Another late arrival, appearing with great pomp and pageantry, was Prince Aegon, bearing the favor of his mistress, Cassella Vaith. Soon there was a challenge with Ser Victor Reyne, which proved a hard fought match until the Targaryen prince managed to unhorse him after several courses. And then Whalon Rosby followed Victor, challenging the Targaryen prince, giving him the honor of being his twenty-sixth challenge. The crowd cheered the Jousting Lord as he gave the younger man a hard fought match lasting four courses with six lances broken between.

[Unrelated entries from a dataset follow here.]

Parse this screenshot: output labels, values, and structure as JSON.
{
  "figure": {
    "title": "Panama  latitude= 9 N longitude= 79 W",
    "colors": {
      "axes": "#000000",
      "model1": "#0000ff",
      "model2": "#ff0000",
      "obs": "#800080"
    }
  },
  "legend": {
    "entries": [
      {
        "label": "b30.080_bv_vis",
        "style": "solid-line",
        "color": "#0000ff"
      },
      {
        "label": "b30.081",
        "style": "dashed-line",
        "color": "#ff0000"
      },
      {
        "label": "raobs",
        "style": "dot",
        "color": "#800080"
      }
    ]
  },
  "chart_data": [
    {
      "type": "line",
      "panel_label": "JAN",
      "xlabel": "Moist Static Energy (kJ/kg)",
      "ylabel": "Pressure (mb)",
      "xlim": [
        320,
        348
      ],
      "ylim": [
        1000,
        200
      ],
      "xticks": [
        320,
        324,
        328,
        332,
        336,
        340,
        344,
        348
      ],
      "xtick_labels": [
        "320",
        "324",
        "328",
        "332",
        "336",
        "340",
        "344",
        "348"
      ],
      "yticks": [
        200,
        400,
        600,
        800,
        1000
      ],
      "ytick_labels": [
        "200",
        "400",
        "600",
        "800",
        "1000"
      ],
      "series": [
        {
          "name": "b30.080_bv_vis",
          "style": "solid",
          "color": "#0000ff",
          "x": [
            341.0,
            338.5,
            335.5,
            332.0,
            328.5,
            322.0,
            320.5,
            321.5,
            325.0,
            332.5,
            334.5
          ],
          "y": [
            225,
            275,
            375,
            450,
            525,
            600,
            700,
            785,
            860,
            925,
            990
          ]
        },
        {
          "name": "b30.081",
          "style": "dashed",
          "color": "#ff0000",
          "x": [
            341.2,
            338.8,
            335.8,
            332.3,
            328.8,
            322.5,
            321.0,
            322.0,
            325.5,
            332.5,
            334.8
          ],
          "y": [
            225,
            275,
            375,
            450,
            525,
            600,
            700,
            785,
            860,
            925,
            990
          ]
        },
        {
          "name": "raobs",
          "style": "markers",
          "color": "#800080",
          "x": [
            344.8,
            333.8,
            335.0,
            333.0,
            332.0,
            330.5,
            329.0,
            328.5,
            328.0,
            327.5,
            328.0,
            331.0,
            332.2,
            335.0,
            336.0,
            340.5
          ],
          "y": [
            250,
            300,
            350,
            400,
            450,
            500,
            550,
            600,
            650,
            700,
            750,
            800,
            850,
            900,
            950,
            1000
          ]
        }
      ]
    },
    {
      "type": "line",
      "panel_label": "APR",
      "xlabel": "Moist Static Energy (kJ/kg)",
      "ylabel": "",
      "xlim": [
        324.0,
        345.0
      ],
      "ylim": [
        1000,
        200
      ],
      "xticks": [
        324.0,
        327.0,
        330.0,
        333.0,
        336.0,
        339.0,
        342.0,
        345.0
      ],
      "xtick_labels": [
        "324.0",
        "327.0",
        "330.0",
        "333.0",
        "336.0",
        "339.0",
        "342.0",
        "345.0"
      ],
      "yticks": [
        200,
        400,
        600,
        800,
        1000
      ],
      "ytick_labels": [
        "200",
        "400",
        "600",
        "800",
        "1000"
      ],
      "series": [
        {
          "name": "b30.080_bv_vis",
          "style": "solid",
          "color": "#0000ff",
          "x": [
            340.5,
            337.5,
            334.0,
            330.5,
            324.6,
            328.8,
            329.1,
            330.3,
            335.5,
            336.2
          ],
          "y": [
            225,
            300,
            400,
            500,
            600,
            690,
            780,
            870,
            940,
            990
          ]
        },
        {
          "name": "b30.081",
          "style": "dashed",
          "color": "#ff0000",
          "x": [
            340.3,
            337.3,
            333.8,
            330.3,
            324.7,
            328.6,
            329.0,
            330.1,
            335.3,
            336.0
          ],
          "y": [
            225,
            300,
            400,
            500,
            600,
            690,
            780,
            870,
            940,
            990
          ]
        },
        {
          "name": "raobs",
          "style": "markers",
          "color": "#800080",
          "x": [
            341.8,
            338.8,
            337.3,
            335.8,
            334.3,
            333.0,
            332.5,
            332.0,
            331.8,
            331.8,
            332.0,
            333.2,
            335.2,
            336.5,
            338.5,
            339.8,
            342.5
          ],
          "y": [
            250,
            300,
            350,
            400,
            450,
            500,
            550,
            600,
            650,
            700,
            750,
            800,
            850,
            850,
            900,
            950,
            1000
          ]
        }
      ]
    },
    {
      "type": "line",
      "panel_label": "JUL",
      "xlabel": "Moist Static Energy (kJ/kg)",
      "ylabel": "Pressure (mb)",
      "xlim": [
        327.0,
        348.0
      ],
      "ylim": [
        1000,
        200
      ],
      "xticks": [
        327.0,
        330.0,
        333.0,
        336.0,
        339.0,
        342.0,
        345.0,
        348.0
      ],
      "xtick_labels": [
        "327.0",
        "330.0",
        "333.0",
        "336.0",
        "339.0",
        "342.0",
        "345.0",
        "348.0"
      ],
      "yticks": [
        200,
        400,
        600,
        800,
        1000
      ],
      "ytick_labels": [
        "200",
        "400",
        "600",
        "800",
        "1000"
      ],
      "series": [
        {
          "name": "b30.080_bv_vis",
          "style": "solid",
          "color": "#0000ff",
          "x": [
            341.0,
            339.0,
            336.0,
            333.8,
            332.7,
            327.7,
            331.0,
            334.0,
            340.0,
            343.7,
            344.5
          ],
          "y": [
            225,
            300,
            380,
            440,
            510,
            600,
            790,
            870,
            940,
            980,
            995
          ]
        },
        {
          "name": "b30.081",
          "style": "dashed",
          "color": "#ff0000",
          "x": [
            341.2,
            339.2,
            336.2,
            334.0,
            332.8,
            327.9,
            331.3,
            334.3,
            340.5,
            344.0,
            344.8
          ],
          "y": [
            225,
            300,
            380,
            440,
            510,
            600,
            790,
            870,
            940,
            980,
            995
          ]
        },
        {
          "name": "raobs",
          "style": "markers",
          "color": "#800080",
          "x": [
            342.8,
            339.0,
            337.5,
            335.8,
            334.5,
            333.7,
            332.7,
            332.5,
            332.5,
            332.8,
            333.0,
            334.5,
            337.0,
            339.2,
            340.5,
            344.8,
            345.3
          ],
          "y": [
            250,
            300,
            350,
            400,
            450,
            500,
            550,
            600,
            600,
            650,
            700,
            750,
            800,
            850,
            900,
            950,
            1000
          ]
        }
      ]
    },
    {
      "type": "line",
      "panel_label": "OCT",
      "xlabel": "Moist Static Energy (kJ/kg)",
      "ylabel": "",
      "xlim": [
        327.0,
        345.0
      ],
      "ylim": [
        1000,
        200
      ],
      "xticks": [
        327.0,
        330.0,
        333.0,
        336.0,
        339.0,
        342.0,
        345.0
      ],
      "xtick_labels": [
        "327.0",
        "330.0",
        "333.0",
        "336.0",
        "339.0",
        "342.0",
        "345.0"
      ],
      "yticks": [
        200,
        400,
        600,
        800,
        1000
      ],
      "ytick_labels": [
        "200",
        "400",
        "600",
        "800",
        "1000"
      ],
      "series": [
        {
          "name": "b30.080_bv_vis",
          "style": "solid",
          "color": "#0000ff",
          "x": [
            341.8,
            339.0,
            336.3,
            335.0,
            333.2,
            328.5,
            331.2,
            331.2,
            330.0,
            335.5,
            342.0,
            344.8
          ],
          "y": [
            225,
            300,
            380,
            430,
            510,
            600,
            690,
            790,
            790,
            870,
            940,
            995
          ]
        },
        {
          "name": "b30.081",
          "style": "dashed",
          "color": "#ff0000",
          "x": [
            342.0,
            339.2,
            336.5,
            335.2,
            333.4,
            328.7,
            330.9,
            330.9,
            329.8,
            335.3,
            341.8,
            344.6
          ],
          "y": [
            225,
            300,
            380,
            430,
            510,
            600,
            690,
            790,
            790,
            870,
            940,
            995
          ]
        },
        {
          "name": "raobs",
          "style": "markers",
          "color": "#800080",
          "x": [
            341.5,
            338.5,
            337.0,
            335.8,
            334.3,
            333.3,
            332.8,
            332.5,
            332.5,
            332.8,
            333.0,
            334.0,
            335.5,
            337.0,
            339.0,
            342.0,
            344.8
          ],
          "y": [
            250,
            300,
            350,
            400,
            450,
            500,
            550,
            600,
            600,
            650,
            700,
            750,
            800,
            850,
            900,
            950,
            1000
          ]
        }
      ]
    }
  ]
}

Lord Whalon lost a tooth in his fall, and needed help from three men to get off from the field, but he grinned to the crowd and won their approval.
And then the crowd had more reason to roar, as Ser Bonifer lost his helm to the Weeping Knight’s blows, and seemed to be in danger not only of losing, but of real harm. The swordsmen continued, fighting for glory, as others jousted, with the Martell prince reentering the lists to challenge and defeat Ser Triston, and then challenging Prince Aegon. Many cheered for Aegon, only to see him overthrown by the jubilant Prince Cadan. Nearly at this same moment, Ser Bonifer rally and defeated the Weeping Knight with a marvellous blow that felled him and dented his mask. When the knight at last removed it, he revealed who he was for all to see: Ser Ardon Tyrell, a knight of renown. The crowd was pleased, and Buckwell covered himself in glory for finally unmasking the Mystery Knight.
The last joust of the day, before the voting, was between Ser Aidan and Prince Aemon. With Templeton busied with other contests, and Gueren Waters and Lord Manfred Dondarrion not taking part, Ser Aidan’s feat of arms was doomed to failure, but the joust against the Dragonknight would not soon be forgotten. Three times the knights challenged one another, and six times did they break their lances, shattering them with tremendous force, a rare show of skill and nerve. The crowd approved, even if a Dornishman was involved, while the ladies of the court began to determine which knight was the winner of the day. When it proved to be the absent Seth Blackwood, who had recovered from his many wounds and required convalescence, there was general approval of the choice—his endurance of pain and suffering, and boundless courage, was right and proper for the victor of the day.